Over the past few years, Knowledge Graphs (KG) have emerged as a compelling abstraction for organizing enterprise knowledge. Knowledge Graphs employ a graph-based data model to capture knowledge in a concise and intuitive abstraction for a wide variety of domains. In its simplest form, a knowledge graph is represented by a directed edge-labelled graph composed of nodes and edges. Nodes represent entities of interest and edges capture potentially complex relations between the entities of a given domain . Formally, given a set of nodes $N$, and a set of labels $L$, a knowledge graph is a subset of the cross product $N \times L \times N$. Each member of this set is referred to as a triple and labels capture meanings of the relationships between the entities represented by notes.

Knowledge graphs are an effective tool for modeling interconnected, real-world scenarios while representing an ever-evolving substrate of knowledge within an organization. Knowledge graphs can be applied for integrating, managing and extracting value from diverse sources of data at large scale to present a unified view of enterprise knowledge. Knowledge acquisition tasks that are commonly performed to generate or extract implied information from Knowledge graph are knowledge graph completion, triple classification, entity recognition, and relation extraction.
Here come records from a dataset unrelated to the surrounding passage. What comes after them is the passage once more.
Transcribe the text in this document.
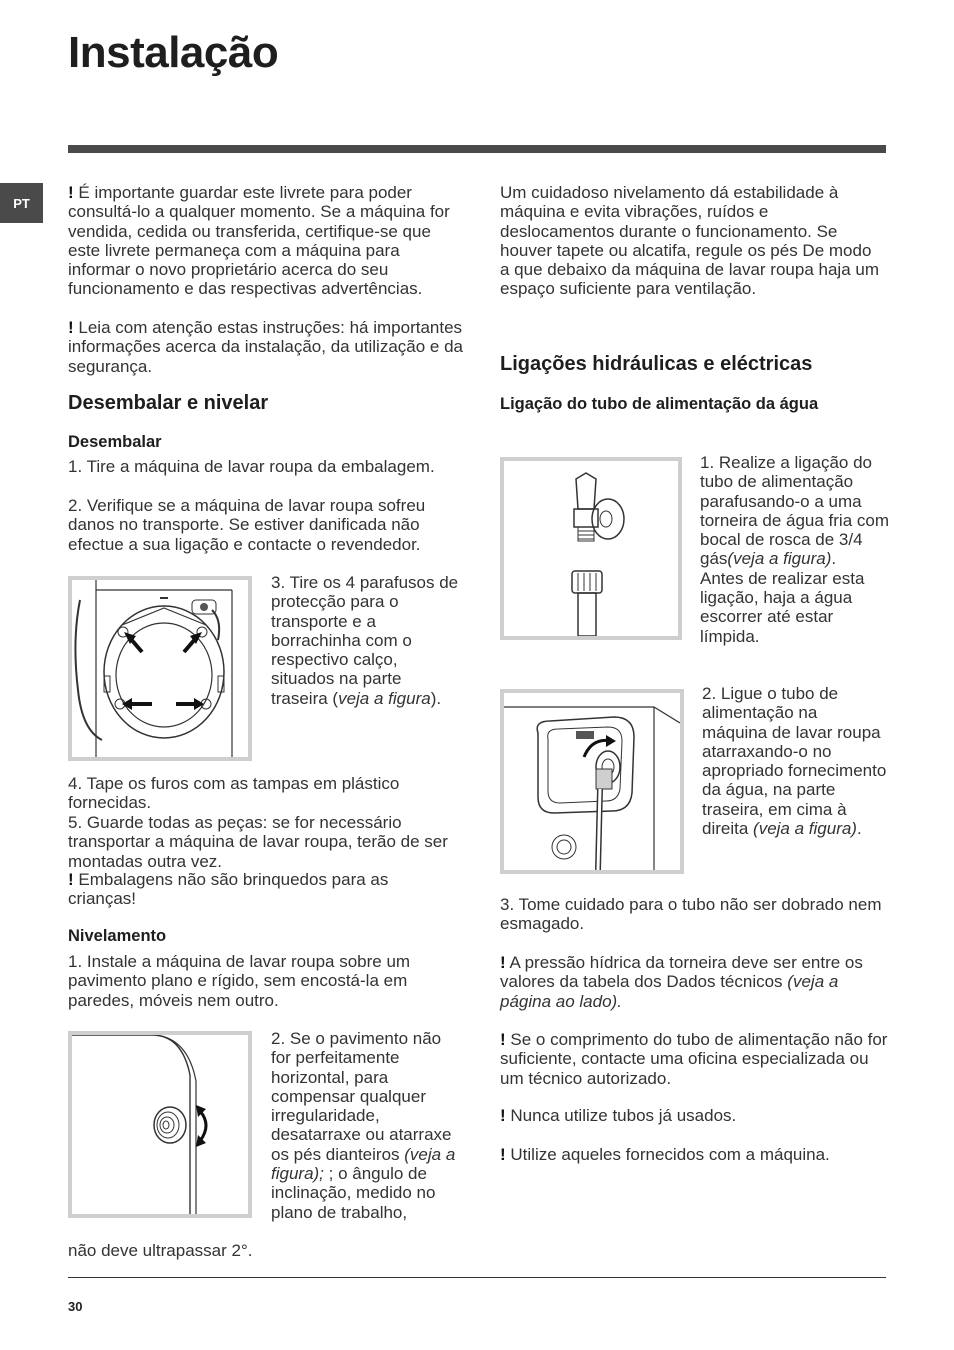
Instalação
PT
! É importante guardar este livrete para poder consultá-lo a qualquer momento. Se a máquina for vendida, cedida ou transferida, certifique-se que este livrete permaneça com a máquina para informar o novo proprietário acerca do seu funcionamento e das respectivas advertências.
! Leia com atenção estas instruções: há importantes informações acerca da instalação, da utilização e da segurança.
Desembalar e nivelar
Desembalar
1. Tire a máquina de lavar roupa da embalagem.
2. Verifique se a máquina de lavar roupa sofreu danos no transporte. Se estiver danificada não efectue a sua ligação e contacte o revendedor.
3. Tire os 4 parafusos de protecção para o transporte e a borrachinha com o respectivo calço, situados na parte traseira (veja a figura).
4. Tape os furos com as tampas em plástico fornecidas.
5. Guarde todas as peças: se for necessário transportar a máquina de lavar roupa, terão de ser montadas outra vez.
! Embalagens não são brinquedos para as crianças!
Nivelamento
1. Instale a máquina de lavar roupa sobre um pavimento plano e rígido, sem encostá-la em paredes, móveis nem outro.
2. Se o pavimento não for perfeitamente horizontal, para compensar qualquer irregularidade, desatarraxe ou atarraxe os pés dianteiros (veja a figura); ; o ângulo de inclinação, medido no plano de trabalho,
não deve ultrapassar 2°.
Um cuidadoso nivelamento dá estabilidade à máquina e evita vibrações, ruídos e deslocamentos durante o funcionamento. Se houver tapete ou alcatifa, regule os pés De modo a que debaixo da máquina de lavar roupa haja um espaço suficiente para ventilação.
Ligações hidráulicas e eléctricas
Ligação do tubo de alimentação da água
1. Realize a ligação do tubo de alimentação parafusando-o a uma torneira de água fria com bocal de rosca de 3/4 gás(veja a figura).
Antes de realizar esta ligação, haja a água escorrer até estar límpida.
2. Ligue o tubo de alimentação na máquina de lavar roupa atarraxando-o no apropriado fornecimento da água, na parte traseira, em cima à direita (veja a figura).
3. Tome cuidado para o tubo não ser dobrado nem esmagado.
! A pressão hídrica da torneira deve ser entre os valores da tabela dos Dados técnicos (veja a página ao lado).
! Se o comprimento do tubo de alimentação não for suficiente, contacte uma oficina especializada ou um técnico autorizado.
! Nunca utilize tubos já usados.
! Utilize aqueles fornecidos com a máquina.
30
We can argue that knowledge and processes are interlinked and knowledge should explicitly be made a key component of business processes mining practice. From a process analytics perspective, knowledge graphs and LLMs offer rich semantics for knowledge representation and can be leveraged to model domain knowledge and process properties that are typically not captured in event logs. Knowledge graphs also provide structured relational knowledge between concepts, making them a good fit for tasks that require reasoning. These capabilities will will allow process analysts to better understand process behaviour from event logs.
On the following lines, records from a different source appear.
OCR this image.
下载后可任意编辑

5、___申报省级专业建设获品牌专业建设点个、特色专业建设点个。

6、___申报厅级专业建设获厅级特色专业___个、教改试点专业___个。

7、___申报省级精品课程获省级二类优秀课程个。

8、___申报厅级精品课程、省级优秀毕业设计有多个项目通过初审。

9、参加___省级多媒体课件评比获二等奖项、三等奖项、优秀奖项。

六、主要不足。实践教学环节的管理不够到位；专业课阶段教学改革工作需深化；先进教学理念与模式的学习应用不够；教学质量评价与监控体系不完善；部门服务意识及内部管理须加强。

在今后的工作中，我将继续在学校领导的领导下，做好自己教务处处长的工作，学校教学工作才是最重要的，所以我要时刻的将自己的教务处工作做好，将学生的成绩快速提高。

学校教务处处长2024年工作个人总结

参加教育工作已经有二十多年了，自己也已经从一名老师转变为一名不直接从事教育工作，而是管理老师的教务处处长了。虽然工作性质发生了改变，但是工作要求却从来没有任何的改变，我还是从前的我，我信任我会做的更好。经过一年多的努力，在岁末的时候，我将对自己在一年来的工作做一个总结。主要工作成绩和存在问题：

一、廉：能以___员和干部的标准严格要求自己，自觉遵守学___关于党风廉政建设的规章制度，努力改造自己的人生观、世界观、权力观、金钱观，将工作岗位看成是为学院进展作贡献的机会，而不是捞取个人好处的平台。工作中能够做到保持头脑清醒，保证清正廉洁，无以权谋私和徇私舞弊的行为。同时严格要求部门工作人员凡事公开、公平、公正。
Process analytic approaches play a critical role in supporting the practice of business process management and continuous process improvement by leveraging process-related data to identify performance bottlenecks, extracting insights about reducing costs and optimizing the utilization of available resources. Process analytic techniques often have to contend with real-world settings where available logs are noisy or incomplete. Therefore, we need new solutions that levrage the powerful capabiltiies offered by LLMs and (in comparison with unaided classic process mining techniques). This will lead to improved utility and reliability of extracted process models. I hope future researchers can investigate the challenges associated with process discovery and process variant analysis by considering a knowledge-graph and LLM based approach that assists process analysts in understanding the process execution behaviour from event logs.